All of the 32 schools involved with the Collaborative performed environmental assessments of their campuses before attending the conference, and each chose an area they wanted to focus on to address alcohol abuse. These areas consisted of on campus, Greek life, off campus and retail spaces, Matzkin said.
Dartmouth chose to focus on on-campus settings based on a "data-driven approach," though the improvement team struggled to choose between that and Greek life, Matzkin said. In Austin, different sessions were held so that institutions that identified the same types of spaces, such as Greek life, could conference about strategies to combat drinking in those areas, she said.

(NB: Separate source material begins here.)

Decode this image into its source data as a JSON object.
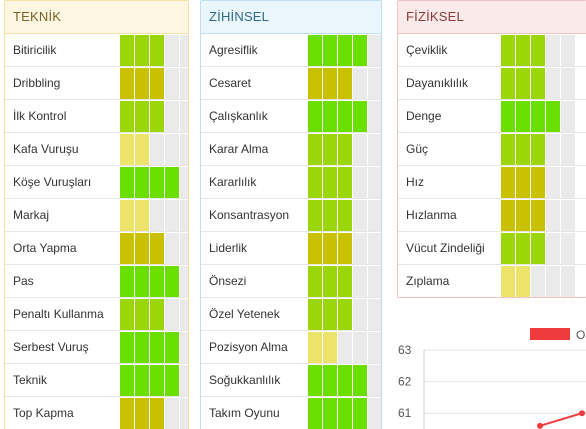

Though Dartmouth chose to focus on on-campus spaces, some representatives went to the Greek life meeting. In the sessions, representatives shared strategies.
"We used some time to collaborate and plan about what to do when we come back to campus," she said.
One tool discussed at the conference was mapping to see where high-risk environments are, Matzkin said. Another focuses on communicating with the community about expectations, rules, alcohol policies and the consequences of violating such policies, she said.
Matzkin and her team have returned to Dartmouth with a number of ideas, but have yet to decide exactly what they will implement, she said. Since only eight of the 12 members of the team were in Austin, the whole group will meet next week to decide exactly what strategies it will use.
"We are particularly going to be focusing on high-risk behaviors like pre-gaming in residence halls," she said.
Since the Collaborative was established last June, Matzkin has observed progress, but said more remains to be done in the future.
This year, Dartmouth has seen a slight decline in alcohol-related incidents, Matzkin said. She and her team are still in the process of aggregating fall data to compare with data from past years. Representatives from Dartmouth included Matzkin, College President Jim Yong Kim, head of Green Team Will Conaway '13, Coordinator of the Alcohol and Other Drug Education Program Brian Bowden, physician at Dick's House Ann Bracken, Director of Institutional Research Lynn Foster-Johnson, the College's campus improvement team's student representative Matt Moses '13 and Director of Residential Education Michael Wooten.
Focusing on the individual and the environment are just part of the Collaborative's multi-faceted approach, Matzkin said. At the Collaborative's next meeting in July, whose location has not yet been announced, the group will discuss the systems that campuses have to address high-risk drinking.